Inter- and intramolecular nanomechanical interactions of homo- and heterogenous polymers

均质和异质聚合物的分子间和分子内纳米机械相互作用

• 批准号: 467382377
• 负责人: Privatdozent Dr. Christian Dietz
• 金额: --
• 依托单位: Fachgebiet Physics of Surfaces
• 依托单位国家: 德国
• 项目类别: Research Grants
• 资助国家: 德国
• 项目状态: 未结题
• 来源: https://gepris.dfg.de/gepris/projekt/467382377?language=en
• 关键词: Inter; intramolecular; nanomechanical; interactions; homo

The macroscopic mechanical properties of a variety materials, in particular that of polymers, are determined by their nanomechanical heterogeneity based on the polymer configuration and conformation, chain length and interactions among them. The individual contributions to the nanomechanical properties of a relevant polymer system as model is to be studied in detail in this project. To this end, a multifrequency atomic force microscopy method will be developed that can capture quantitatively the nanomechanical properties at the surface and directly beneath in three spatial directions. Using the first eigenmode of the flexural cantilever vibration the indentation depth of the tip into the sample surface can be controlled while the topography is tracked in the amplitude modulation mode. Through the additional excitation and frequency modulated detection of the second flexural and the first torsional eigenmodes, the conservative and dissipative portions of the tip-sample interaction in two spatial directions can be analyzed. The influence of the chain length and film thickness of thin polystyrene and polybutadiene samples on the nanomechanical properties and thus, on the intermolecular interactions is to be investigated. The comparison of these properties with that of cross-linked and diblock/triblock (co-)polymers of the same components provides valuable information about the intramolecular interactions on the nanoscale. Additionally, the stepwise erosion of the sample surface and the subsequent volume reconstruction of the triblock samples by nanotomography allows for unravelling the structure-property relationship with respect to the nanomechanical properties. Implications of UV radiation on the polymers will be studied by Raman spectroscopy and nanomechanical analysis. Thereby, a relationship between the chemical transformation and mechanical alteration of the block copolymers can be established.

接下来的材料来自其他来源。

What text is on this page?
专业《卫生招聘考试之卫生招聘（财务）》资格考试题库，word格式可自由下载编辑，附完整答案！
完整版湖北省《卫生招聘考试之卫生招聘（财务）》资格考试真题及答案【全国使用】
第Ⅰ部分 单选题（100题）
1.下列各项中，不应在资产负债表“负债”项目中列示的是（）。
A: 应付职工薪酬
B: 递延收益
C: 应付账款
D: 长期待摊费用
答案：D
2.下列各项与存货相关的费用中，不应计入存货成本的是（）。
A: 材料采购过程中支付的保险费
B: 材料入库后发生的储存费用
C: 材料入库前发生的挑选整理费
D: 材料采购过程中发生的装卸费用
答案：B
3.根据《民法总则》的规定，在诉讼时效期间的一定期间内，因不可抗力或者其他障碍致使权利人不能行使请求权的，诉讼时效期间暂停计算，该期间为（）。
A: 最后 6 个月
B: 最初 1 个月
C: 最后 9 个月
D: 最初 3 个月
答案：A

各种材料，特别是聚合物的宏观力学性能，是由它们的纳米力学异质性基于聚合物的构型和构象，链长和它们之间的相互作用决定的。在本项目中，将详细研究作为模型的相关聚合物系统对纳米力学性能的单独贡献。为此，将开发一种多频原子力显微镜方法，该方法可以在三个空间方向上定量捕获表面和直接下方的纳米力学性质。利用弯曲悬臂梁振动的第一本征模，可以控制针尖进入样品表面的压痕深度，同时在振幅调制模式下跟踪形貌。通过对第二弯曲和第一扭转本征模的附加激励和频率调制检测，可以分析两个空间方向上针尖-样品相互作用的保守和耗散部分。薄聚苯乙烯和聚丁二烯样品的链长和膜厚度对纳米力学性能的影响，从而对分子间的相互作用进行了研究。这些性能的比较与交联和二嵌段/三嵌段（共）聚合物相同的组件提供了有价值的信息，在纳米尺度上的分子内相互作用。此外，逐步侵蚀的样品表面和随后的体积重建的三嵌段样品的纳米断层扫描允许解开的结构-性质的关系，相对于纳米机械性能。紫外辐射对聚合物的影响将通过拉曼光谱和纳米力学分析进行研究。由此，可以建立嵌段共聚物的化学转化和机械改变之间的关系。